# how big is this fish?



## ohg123 (Jan 6, 2010)

Ok, so this is bugging me because i am weird and I THINK this may be the biggest snook ive ever caught. My previous record was 41" many many years ago- not so great but not so bad either. I pulled this sweet lady out of the trees this week and happened to be fooling with my camera just before so i have a video where you can see that i totally screw up measuring the fish because i didnt want her to die after a truly epic battle in tight quarters, but she had the lure thru the gill and out again so i had to bring her aboard to deal with it anyway. 

This is that moment we never thought would come where trigonometry is actually useful in the real world.
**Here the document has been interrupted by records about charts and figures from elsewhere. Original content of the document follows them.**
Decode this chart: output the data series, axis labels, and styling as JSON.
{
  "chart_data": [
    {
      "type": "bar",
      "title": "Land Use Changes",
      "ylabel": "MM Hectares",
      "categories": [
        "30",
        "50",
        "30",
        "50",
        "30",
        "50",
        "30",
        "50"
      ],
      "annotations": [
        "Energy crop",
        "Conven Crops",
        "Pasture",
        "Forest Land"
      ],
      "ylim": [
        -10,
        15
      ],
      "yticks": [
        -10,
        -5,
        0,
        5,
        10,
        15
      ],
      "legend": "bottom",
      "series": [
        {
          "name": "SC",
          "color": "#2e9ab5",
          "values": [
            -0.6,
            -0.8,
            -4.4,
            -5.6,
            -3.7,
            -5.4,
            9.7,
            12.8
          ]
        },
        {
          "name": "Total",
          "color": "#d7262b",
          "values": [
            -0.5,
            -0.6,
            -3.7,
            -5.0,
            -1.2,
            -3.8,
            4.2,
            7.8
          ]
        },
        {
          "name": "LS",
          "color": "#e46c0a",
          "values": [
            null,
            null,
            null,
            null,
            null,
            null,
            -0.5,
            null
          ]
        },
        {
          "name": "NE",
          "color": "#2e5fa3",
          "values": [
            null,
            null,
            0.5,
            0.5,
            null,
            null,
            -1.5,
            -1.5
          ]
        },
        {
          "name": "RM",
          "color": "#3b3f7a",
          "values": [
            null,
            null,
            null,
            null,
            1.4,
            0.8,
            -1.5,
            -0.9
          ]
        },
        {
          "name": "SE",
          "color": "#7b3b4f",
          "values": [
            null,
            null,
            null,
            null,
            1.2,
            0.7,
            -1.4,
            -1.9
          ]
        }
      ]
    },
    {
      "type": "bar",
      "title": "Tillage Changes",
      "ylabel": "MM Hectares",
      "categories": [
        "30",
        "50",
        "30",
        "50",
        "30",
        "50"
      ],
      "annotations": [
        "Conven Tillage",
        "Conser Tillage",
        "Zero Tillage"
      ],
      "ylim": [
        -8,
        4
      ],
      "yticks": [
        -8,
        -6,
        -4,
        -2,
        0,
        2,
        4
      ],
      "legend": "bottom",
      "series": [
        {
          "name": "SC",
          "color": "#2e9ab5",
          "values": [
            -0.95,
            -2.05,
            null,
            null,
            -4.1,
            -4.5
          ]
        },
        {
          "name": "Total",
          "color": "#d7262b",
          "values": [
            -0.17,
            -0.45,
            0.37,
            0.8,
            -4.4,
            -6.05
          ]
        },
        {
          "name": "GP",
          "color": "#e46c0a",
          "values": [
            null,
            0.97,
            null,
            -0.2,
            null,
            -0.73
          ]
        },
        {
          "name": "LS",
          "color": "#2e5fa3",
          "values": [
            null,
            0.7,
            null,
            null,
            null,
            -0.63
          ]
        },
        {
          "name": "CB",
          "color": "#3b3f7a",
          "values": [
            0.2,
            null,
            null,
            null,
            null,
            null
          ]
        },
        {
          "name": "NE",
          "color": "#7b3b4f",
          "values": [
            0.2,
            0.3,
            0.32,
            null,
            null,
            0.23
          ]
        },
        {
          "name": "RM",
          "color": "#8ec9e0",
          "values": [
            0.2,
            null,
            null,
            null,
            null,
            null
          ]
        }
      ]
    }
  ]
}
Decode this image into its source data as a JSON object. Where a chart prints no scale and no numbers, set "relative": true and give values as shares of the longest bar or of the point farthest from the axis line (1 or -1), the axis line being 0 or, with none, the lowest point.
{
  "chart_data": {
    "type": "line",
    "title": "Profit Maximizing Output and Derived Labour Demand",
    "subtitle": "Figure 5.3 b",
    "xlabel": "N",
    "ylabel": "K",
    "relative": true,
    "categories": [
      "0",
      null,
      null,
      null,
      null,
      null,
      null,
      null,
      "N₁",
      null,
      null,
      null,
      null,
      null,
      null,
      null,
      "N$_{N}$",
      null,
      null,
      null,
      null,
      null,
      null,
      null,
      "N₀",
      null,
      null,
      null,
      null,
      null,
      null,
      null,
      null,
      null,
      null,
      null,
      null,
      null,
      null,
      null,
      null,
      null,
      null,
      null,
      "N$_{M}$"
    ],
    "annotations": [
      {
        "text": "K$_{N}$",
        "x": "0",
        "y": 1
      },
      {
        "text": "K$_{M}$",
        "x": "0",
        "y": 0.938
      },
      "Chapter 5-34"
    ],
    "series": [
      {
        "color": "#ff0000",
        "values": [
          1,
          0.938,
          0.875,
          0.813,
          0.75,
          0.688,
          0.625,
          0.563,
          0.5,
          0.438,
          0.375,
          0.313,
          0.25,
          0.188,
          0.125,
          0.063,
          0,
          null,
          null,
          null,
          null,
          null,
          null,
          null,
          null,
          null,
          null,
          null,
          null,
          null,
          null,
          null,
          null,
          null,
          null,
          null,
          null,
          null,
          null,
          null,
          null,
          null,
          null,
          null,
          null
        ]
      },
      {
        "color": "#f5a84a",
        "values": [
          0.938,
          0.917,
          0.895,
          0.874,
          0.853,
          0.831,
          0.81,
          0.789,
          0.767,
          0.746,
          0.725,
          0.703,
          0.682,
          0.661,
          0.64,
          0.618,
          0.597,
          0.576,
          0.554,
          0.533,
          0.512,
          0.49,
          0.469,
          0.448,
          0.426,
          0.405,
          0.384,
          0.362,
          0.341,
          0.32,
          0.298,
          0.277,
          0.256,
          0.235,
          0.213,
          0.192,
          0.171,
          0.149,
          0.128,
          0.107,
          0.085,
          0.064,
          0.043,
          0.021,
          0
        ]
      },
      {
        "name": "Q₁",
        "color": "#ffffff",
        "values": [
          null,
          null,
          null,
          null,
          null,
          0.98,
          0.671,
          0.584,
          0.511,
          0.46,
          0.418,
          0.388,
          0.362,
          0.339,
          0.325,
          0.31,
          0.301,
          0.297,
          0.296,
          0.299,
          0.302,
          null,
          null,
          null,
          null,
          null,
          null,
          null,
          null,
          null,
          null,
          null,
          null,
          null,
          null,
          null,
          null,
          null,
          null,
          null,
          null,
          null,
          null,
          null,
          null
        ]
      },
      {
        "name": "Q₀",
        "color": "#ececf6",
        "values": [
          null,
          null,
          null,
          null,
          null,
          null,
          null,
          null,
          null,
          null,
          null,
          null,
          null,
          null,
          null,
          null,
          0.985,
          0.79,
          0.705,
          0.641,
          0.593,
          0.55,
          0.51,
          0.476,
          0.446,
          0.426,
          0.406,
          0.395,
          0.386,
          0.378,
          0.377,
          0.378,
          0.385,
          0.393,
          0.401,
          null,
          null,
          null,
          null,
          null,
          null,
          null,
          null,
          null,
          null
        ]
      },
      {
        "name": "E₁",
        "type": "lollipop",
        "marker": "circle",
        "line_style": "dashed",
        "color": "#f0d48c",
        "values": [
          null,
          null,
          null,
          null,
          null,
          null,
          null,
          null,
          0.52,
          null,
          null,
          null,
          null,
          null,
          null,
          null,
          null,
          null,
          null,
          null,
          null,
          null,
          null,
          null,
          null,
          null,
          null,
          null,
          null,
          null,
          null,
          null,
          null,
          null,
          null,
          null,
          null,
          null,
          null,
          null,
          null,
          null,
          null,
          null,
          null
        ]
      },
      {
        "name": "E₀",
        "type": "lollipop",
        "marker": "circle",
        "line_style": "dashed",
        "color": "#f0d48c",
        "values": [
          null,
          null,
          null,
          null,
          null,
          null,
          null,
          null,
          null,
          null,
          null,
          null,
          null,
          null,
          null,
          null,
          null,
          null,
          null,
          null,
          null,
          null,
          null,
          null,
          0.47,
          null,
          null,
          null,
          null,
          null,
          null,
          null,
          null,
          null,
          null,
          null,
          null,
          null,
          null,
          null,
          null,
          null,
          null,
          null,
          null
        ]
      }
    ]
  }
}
Anyways, whatever the case she was a true beauty and swam away with gusto after a proper revival. FYI 3" zman paddletail.


----------



## lemaymiami (Feb 9, 2007)

Big girl type snook and when they swim off afterwards - that’s the icing on the cake!

I find that when one of my anglers is lucky enough to score a big fish we’re too busy keeping her healthy to be doing much accurate measuring...


----------



## SomaliPirate (Feb 5, 2016)

Same here. I caught my PB snook on really light tackle and in hot water so I was more worried about revival than measuring. She was way over my 36" scale though. Probably 39-41 if I had to guess.


----------



## eightwt (May 11, 2017)

I'd be saying 60+ if I was you..... Whatever, nice catch.


----------



## anytide (Jul 30, 2009)

under 40" 
thats sweet , congrats


----------



## ohg123 (Jan 6, 2010)

so i looked it up in my pics and that 41 incher was exactly 10 years and 1 day from this fish. super weird! was november 20th, 2009!


----------



## Lowtidelowlife (Aug 19, 2014)

Under 40” but still a great fish.


----------



## tailchaser16 (Sep 23, 2008)

not more than 41". Will keep an eye out for your post November of 2029.


----------